W 2 połowie beniaminek z West Bromu został zdeklasowany przez piątą najlepszą drużynę zeszłego sezonu; Leicester City. Strzelaninę na stadionie The Hawtorns rozpoczął najnowszy nabytek Leicester, Timothy Castagne, który w 56 minucie spotkania uderzeniem głową posłał piłkę pod poprzeczkę bramki strzeżonej przez Johnstone’a. Po zdobyciu bramki przez Belga, West Brom spoczęło na laurach a ich morale wynosiły mniej niż 0, na skutek czego w 2 połowie drużyna Albionu nie oddała żadnego strzału na bramkę, przy aż 7 okazjach Leicester City.
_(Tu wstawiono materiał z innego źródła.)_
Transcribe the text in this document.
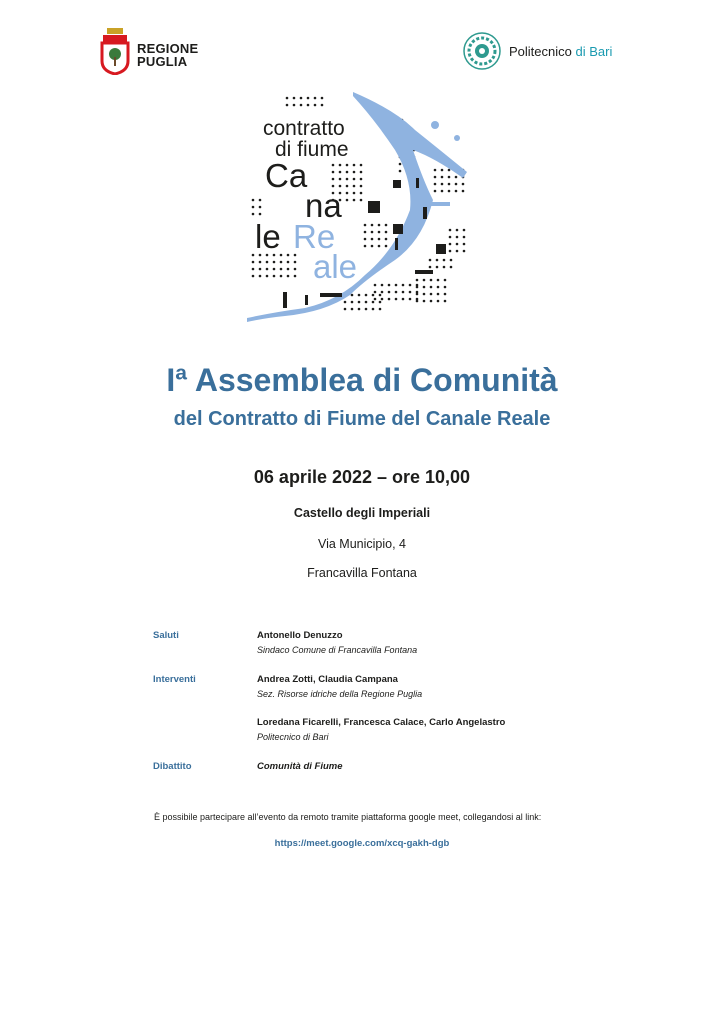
REGIONE
PUGLIA
Politecnico di Bari
contratto
di fiume
Ca
na
le Re
ale
Iª Assemblea di Comunità
del Contratto di Fiume del Canale Reale
06 aprile 2022 – ore 10,00
Castello degli Imperiali
Via Municipio, 4
Francavilla Fontana
Saluti	Antonello Denuzzo
Sindaco Comune di Francavilla Fontana
Interventi	Andrea Zotti, Claudia Campana
Sez. Risorse idriche della Regione Puglia
Loredana Ficarelli, Francesca Calace, Carlo Angelastro
Politecnico di Bari
Dibattito	Comunità di Fiume
È possibile partecipare all’evento da remoto tramite piattaforma google meet, collegandosi al link:
https://meet.google.com/xcq-gakh-dgb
W 74 minucie spotkania Kyle Bartley sfaulował Jamiego Vardy’ego i sam poszkodowany zamienił 11stkę na bramkę mocnym strzałem w dolny róg bramki, 10 minut pózniej Vardy ponownie został sfaulowany w polu karnym i podwyższył prowadzenie na 3:0 czym samym zakończył jakiekolwiek szansę na chociaż jeden punkt.
Podsumowując: Przez pierwsze 45 minut drużyna prowadzona przez Slavena Bilicia wyglądała jak na beniaminka ponadprzeciętnie, ale swoje ponadprzeciętne umiejętności zawodnicy Albionu zostawili w szatni wraz ze swoim duchem walki.